Mendorong program dana desa tentu sangat baik, tetapi butuh waktu. Saya agak khawatir, program
dana desa akan memakan waktu agak panjang. Alasannya, prosedur yang rumit dan belum terlatihnya
kepala desa dalam soal tata kelola keuangan dan perencanaan. Saya bisa memahami apabila para kepala
desa dan aparat birokrasi takut ditangkap jika ada kesalahan pengelolaan. Sebenarnya untuk mengatasi
ini, infrastruktur desa bisa dibangun lewat Program Nasional Pemberdayaan Masyarakat, yang tata
kelolanya sudah relatif mapan. Sayangnya, program ini sudah tidak lagi dilanjutkan.

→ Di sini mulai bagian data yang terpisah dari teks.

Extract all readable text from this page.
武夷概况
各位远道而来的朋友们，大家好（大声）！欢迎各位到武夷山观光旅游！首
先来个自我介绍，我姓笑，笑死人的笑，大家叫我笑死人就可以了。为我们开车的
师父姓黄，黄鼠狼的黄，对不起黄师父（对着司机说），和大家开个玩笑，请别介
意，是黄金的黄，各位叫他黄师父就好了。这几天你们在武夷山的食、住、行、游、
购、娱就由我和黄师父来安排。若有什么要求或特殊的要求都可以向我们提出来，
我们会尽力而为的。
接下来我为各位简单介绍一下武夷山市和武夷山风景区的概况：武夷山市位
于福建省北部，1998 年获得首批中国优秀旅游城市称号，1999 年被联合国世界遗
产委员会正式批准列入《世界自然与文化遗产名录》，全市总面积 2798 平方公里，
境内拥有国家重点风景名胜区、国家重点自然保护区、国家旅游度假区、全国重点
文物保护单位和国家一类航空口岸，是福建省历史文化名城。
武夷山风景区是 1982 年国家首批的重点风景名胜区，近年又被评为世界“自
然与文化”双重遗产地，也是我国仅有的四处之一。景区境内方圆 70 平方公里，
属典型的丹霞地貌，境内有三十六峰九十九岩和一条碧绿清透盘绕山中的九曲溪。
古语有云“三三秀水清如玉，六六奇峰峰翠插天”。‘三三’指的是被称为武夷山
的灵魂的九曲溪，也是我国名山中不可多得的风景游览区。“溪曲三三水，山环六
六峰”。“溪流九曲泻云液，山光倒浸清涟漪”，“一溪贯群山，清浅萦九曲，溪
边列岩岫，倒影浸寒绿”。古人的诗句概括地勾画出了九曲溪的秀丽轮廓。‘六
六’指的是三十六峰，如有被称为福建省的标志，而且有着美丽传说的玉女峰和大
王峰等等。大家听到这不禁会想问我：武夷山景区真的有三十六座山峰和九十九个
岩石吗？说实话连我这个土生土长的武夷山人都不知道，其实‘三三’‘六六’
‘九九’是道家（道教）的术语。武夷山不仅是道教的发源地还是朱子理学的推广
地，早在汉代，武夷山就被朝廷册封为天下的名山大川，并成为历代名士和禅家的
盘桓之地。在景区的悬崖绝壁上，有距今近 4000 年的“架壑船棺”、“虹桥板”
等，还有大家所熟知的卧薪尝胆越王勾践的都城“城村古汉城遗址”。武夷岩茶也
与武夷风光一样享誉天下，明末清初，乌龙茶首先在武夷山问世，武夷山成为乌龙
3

Dalam jangka menengah, solusi untuk menarik arus modal asing (PMA) amat penting. Dengan sumber
pembiayaan domestik yang terbatas, ekspansi pertumbuhan ekonomi akan menimbulkan defisit dalam
transaksi berjalan. Dan, kita tahu, setiap kali defisit transaksi berjalan membengkak, pasar cemas, lalu
modal mengalir keluar. Karena itu, cara efektif untuk mendorong pertumbuhan ekonomi tanpa perlu
mencemaskan defisit transaksi berjalan adalah menarik PMA. Modal tak mudah lari walau defisit
transaksi berjalan meningkat. Dalam kaitan ini, saya kira kita harus menyambut positif paket deregulasi
yang dikeluarkan pemerintah.

Resep klasik untuk mengurangi intervensi pemerintah dalam hal aturan dan perizinan, serta
membiarkan pasar lebih mudah bergerak, adalah langkah yang amat tepat. Masalahnya, jika dulu
sebagian besar izin ada di pemerintah pusat, kini sebagian besar izin ada di daerah. Bisakah deregulasi
ini terjadi di tingkat pemerintah daerah, padahal wewenang pemerintah pusat tak lagi menjangkau
mereka? Jika ini bisa dilakukan, proses investasi akan menjadi jauh lebih cepat. Kita tak perlu selamanya
muram atau cemas seperti ilmu ekonomi. Economics is the dismal science.